Infrastructure Requirements

Implementing an LLM requires significant computational resources, especially when finetuning a pre-trained model. To achieve optimal performance, it’s essential to use a Graphical Processing Unit (GPU) or even a Tensor Processing Unit (TPU) for training the model. A GPU is specialized hardware that can perform parallel computations much faster than a traditional CPU. There are cloud-based services such as Google Cloud Platform, Amazon Web Services, and Microsoft Azure that provide access to GPUs for training and deploying LLMs. For PoC development in the “playground phase”, it is a good idea to start with Google Colab, as you can start using a GPU on the free tier (depending on availability). If you are working on a more mature project, training the model on an AWS Sagemaker Notebook in a GPU environment is a better option.
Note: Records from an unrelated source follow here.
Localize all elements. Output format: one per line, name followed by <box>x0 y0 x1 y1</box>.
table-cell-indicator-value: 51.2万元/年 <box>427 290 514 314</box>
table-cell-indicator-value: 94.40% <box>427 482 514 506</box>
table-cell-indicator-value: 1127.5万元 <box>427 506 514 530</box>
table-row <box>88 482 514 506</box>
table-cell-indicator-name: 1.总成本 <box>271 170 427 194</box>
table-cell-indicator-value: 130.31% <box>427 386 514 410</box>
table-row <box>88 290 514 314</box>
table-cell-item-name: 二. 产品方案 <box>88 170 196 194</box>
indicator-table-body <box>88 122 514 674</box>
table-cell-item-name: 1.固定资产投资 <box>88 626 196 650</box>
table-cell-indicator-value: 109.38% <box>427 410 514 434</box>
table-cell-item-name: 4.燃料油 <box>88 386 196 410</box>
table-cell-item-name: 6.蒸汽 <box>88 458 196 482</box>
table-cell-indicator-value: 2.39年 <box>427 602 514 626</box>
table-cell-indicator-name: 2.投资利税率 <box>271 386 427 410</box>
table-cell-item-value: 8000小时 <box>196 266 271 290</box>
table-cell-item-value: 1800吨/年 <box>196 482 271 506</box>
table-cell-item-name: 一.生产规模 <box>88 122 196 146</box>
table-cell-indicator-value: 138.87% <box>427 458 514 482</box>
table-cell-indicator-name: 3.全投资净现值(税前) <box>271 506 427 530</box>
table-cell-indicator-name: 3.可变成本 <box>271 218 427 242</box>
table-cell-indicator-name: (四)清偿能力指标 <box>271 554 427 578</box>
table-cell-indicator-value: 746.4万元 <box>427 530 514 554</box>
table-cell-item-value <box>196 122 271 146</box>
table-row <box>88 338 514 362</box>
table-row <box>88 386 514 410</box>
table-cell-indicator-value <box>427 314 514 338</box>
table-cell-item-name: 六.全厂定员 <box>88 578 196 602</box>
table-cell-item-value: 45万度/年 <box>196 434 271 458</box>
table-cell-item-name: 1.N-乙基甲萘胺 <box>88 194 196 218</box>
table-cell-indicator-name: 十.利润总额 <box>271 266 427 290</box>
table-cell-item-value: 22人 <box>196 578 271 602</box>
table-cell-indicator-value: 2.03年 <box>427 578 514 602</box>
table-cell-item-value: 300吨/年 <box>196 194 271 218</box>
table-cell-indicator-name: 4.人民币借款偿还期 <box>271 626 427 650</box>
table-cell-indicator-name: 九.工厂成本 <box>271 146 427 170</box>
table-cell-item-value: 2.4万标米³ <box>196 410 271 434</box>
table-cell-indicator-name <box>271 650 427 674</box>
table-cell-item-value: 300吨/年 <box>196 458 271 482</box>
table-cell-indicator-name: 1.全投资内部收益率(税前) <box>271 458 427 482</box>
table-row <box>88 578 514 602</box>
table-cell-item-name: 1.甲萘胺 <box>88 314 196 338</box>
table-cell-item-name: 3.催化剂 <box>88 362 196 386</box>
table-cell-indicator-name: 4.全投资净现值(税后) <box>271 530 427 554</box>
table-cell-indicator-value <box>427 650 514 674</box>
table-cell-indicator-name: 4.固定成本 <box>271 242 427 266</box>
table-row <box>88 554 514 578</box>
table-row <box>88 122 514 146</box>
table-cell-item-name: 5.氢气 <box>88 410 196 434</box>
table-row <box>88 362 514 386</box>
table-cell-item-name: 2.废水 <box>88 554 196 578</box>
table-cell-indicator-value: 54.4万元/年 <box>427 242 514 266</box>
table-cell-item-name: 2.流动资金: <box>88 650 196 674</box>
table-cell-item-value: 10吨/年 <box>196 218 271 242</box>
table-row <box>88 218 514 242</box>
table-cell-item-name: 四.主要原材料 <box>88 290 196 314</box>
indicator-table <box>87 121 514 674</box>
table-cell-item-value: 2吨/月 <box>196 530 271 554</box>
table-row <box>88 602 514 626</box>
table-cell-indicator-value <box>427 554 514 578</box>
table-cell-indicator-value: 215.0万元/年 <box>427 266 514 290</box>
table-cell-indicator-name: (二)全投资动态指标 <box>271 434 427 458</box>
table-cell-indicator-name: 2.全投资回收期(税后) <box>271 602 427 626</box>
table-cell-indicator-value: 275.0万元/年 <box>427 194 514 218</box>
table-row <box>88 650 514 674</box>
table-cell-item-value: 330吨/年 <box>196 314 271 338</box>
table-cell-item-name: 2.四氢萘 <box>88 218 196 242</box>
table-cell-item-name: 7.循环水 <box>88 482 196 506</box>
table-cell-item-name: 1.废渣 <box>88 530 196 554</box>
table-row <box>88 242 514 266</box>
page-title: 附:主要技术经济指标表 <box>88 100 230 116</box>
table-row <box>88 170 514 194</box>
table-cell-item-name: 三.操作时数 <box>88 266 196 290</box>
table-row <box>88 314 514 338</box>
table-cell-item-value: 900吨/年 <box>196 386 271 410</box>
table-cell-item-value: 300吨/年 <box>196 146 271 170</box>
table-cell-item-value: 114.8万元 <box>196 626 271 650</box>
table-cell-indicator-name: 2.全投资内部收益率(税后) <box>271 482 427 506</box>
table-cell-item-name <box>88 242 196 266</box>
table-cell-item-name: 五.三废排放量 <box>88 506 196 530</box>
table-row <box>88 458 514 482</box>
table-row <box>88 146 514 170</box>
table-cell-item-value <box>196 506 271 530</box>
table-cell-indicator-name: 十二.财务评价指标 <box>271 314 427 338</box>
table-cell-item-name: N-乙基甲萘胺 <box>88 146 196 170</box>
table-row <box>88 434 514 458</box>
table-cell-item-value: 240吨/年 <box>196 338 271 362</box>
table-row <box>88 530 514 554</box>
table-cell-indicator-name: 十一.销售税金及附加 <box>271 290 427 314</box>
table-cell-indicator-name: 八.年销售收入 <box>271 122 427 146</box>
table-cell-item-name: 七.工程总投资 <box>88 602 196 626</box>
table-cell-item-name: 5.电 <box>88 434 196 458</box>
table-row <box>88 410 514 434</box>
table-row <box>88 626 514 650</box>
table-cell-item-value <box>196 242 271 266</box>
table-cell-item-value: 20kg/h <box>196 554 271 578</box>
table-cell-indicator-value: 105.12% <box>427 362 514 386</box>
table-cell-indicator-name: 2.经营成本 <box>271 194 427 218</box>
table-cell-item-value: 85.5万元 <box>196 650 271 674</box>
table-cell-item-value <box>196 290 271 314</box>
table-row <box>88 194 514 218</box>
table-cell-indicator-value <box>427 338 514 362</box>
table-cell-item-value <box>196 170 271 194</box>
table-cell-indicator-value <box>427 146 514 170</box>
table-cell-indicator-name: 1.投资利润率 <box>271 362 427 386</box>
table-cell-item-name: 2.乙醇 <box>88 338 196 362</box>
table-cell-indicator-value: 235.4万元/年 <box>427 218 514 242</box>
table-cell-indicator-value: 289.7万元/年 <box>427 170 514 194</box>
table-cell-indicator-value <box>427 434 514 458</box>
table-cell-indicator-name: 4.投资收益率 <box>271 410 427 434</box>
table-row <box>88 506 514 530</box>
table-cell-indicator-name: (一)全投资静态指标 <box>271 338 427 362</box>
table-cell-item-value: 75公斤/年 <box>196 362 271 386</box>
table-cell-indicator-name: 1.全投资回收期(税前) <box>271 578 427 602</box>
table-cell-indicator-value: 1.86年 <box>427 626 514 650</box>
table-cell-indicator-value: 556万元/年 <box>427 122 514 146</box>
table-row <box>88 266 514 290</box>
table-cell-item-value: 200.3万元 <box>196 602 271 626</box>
For most models, you can use the HuggingFace Estimator, which ensures that only training is done on the GPU and all other code editing and running is done on the notebook’s instance type (which can be a cheaper CPU).

As soon as you have access to a GPU, not all is well: it is important to manage the memory usage of your script, as GPUs have a tendency to run out of memory. This happens especially when dealing with large batch sizes or large sample sizes such as is the case for document data. On Sagemaker, it is recommended to choose an instance type for your Estimator that has a large amount of memory (look for “memory-optimized” instance types), and if you upgrade Google Colab to Pro, you can set your runtime to High RAM. However, it is even better to ensure that your script is set up efficiently. One way to do this is by reducing your batch size or by using iterable datasets, which are not held in memory piece by piece instead of all at once. Another way is to simply use a smaller model, either by picking a version of your chosen model with fewer parameters (often, the HuggingFace registry contains multiple versions of the same model) or switching to a different model altogether.

Evaluating the Performance of LLMs

After you have your LLM set up in Python and fine-tuned to your data and task, you probably want to evaluate its performance. How best to evaluate LLMs is still a topic under debate: how do you determine whether a newly created text is “good”? It can be quite subjective. Many metrics try to solve this by comparing generated texts to “true labels” (human- or ChatGPT-written texts). There are several metrics you can use to evaluate the performance of an LLM, depending on the specific use case. For example, if you’re using an LLM for sentiment analysis, you can use metrics such as accuracy, precision, or recall, but when your task is summarisation, a better metric might be Rouge. To choose your metric, it is recommended to check out the HELM project of Stanford University, in which they compare many LLMs on many different tasks and metrics.

Deployment

Now that you have a well-performing model, it’s time to deploy it. For this, you can use cloud platforms such as AWS or Azure (AWS Sagemaker is a good option). Deployment has most of the same hardware requirements as training, such as a GPU and memory optimization. When you’ve set it up, your just-created LLM will hopefully solve all your problems (unlike ChatGPT)!